Rat beschließt Haushaltsplan / Ortsgemeinderat Wiltingen änderte Hauptsatzung

Unter dem Vorsitz von Ortsbürgermeister Rommelfanger tagte der Ortsbeirat Wiltingen. Erster TOP war die Änderung der Hauptsatzung. Uneinigkeit im Ortsgemeinderat Wiltingen herrschte über den Antrag das Sitzungsgeld zu erhöhen. Auf Grund der defizitären Lage der Ortsgemeinde sollte man von einer Erhöhung absehen, andererseits erfolgte die letzte Anpassung vor 25 Jahren und eine geringfügige Erhöhung ergebe keine wesentliche Mehrbelastung. Nach einer kurzen Beratung stimmte der Rat mehrheitlich einer Erhöhung des Sitzungsgeldes zu. Anschließend beschloss  der Ortsgemeinderat die Änderung der Hauptsatzung für die Ortsgemeinde Wiltingen mit Wirkung zum 1.07.2010.

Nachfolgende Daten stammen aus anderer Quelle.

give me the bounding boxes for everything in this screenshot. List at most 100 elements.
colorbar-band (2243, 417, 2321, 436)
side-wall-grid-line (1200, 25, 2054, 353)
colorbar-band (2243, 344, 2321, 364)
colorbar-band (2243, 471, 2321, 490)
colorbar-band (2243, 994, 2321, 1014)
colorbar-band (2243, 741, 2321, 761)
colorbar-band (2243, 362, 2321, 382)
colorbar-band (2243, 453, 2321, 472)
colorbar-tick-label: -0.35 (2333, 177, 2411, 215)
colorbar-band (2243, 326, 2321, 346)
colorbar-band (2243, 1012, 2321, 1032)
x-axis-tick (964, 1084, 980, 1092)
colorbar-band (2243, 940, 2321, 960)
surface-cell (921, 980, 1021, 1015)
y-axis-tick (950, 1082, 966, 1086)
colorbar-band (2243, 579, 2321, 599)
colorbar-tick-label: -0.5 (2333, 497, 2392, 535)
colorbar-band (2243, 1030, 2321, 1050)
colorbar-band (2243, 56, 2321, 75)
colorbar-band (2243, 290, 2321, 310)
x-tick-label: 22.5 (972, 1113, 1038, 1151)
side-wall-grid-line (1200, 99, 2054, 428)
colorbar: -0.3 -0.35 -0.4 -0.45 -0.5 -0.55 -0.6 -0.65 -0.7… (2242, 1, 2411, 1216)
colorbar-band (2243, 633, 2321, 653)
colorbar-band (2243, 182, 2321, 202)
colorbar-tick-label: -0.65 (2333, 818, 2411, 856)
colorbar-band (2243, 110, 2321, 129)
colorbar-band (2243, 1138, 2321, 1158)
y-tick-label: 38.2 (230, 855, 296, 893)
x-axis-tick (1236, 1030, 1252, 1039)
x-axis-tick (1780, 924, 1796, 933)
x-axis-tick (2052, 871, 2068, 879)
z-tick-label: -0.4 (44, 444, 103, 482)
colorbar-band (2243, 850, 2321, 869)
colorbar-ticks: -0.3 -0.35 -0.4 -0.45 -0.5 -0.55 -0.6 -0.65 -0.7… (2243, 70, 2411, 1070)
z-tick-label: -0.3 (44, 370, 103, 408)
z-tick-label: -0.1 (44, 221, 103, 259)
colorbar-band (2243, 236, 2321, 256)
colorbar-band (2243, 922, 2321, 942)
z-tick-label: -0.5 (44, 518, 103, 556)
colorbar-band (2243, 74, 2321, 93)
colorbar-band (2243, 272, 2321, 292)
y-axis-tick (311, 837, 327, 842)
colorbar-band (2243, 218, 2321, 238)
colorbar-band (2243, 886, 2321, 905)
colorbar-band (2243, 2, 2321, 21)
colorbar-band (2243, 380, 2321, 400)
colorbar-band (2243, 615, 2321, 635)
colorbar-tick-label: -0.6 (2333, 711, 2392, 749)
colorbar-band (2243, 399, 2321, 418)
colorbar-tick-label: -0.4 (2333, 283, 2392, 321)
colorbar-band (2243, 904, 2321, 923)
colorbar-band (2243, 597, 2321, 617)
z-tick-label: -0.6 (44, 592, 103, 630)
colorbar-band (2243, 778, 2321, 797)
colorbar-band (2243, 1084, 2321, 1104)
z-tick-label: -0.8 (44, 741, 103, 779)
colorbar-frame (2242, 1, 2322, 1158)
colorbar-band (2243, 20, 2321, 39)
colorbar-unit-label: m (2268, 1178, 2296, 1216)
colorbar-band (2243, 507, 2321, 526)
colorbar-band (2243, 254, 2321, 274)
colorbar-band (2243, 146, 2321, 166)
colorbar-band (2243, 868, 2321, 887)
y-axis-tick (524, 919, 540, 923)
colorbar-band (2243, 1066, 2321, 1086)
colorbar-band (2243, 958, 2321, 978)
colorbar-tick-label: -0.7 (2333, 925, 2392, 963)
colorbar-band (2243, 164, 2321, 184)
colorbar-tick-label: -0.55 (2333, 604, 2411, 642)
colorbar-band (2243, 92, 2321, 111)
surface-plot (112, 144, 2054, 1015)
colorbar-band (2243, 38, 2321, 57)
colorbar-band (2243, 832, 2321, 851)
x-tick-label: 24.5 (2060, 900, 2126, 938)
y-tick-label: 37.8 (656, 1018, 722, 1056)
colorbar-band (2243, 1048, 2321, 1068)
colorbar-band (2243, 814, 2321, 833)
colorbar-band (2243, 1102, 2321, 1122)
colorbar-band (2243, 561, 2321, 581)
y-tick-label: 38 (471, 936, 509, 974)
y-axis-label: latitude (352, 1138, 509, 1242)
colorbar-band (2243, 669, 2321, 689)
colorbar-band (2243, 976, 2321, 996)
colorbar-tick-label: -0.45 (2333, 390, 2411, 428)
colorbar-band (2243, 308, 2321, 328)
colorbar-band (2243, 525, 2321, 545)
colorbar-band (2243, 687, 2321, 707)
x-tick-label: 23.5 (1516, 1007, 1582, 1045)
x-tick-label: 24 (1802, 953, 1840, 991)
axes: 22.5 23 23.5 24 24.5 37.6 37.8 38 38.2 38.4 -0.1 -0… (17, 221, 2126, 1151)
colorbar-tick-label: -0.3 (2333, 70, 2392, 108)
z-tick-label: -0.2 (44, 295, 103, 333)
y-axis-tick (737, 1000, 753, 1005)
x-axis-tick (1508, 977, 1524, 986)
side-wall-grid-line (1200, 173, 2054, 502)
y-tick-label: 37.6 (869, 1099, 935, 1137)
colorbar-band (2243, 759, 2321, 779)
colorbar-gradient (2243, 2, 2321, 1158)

Haushaltssatzung und –plan standen als nächstes auf der Tagesordnung. Ortsbürgermeister Rommelfanger erläuterte dem Ortsgemeinderat die wichtigsten Punkte des Haushaltsplans. Nach kurzer Beratung im Rat wurden Haushaltsplan und -satzung für das Haushaltsjahr 2010 in der vorliegenden Form (Doppik) beschlossen.
Der Vorsitzende berichtete, dass im Rahmen der Baumaßnahmen des RWE Strommasten abgebaut werden. Hierdurch wird die Attraktivität der betroffenen Grundstücke noch erhöht, da der Mindestabstand von 7,50 m nicht mehr notwendig ist.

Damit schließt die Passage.